Based in Brantford, Mohawk/Anishinabe artist Shelley Niro has pictured herself as Marilyn Monroe, using performance for photography as a way to create new identities and simultaneously negotiate social expectations concerning gender and other cultural norms. Her posing draws attention to forms of gendered and cultural performance that put pressure on Aboriginal women to conform to popular culture ideals. The adopted persona, staged amongst images of herself and her mother, effectively lends power to cultural and familial expressions of womanhood and inscribes these into new narratives of identity and self-empowerment.

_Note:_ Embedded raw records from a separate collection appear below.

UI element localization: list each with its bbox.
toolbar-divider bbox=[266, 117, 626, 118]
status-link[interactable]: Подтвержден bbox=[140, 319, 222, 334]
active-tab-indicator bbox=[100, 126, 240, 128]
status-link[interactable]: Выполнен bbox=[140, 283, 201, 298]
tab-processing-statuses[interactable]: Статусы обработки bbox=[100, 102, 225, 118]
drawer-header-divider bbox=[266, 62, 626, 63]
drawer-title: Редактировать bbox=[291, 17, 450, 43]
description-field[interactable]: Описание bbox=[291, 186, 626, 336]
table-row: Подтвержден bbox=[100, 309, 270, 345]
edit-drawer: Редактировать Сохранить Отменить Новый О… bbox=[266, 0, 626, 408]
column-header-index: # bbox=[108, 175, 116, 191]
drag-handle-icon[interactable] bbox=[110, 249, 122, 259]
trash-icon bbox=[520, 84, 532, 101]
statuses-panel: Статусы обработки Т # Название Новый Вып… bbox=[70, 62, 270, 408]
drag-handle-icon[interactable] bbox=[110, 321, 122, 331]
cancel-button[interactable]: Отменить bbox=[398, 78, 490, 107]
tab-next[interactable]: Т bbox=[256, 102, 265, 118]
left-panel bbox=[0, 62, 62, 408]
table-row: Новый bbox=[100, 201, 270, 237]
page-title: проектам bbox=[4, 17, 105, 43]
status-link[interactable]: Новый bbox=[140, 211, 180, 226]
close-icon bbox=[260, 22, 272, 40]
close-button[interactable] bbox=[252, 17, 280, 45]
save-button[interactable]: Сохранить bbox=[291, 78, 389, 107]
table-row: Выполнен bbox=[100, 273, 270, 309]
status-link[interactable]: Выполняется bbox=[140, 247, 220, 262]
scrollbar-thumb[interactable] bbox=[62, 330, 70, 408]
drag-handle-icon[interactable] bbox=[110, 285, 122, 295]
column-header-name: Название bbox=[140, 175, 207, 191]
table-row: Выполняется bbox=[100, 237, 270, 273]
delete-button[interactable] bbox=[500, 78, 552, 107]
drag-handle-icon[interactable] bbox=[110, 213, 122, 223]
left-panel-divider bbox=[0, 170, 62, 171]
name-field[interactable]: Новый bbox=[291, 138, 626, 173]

Ottawa-based Onondaga artist Jeff Thomas has spent many years photographing powwow dancers donning their dance regalia and performing. His photographs of the moments prior to performance capture the life of the powwow as a specific performance of culture that one does not partake in every day. The resulting series Strong Hearts: The Powwow Dancers, 1981-1995, captures the continuing vibrancy of Indigenous dance as well as the subjectivity of the dancers. Coming out of repressive residential school systems, the powwow facilitated large gatherings for connection and learning; it became a site of colonial resistance and a means of reasserting Indigenous People’s pride in their culture.

Embarking from specific historical moments, the artists in Sovereign Acts seek to define themselves from in- and outside colonial histories, and within constantly changing traditions of family, home, people, and territory. Performance is an act of cultural and political resistance as well as a means of remembrance and commemoration. It offers glimpses of a forgotten past, and uses creative fiction as a force against colonial narratives of capture, savagery, loss and disappearance.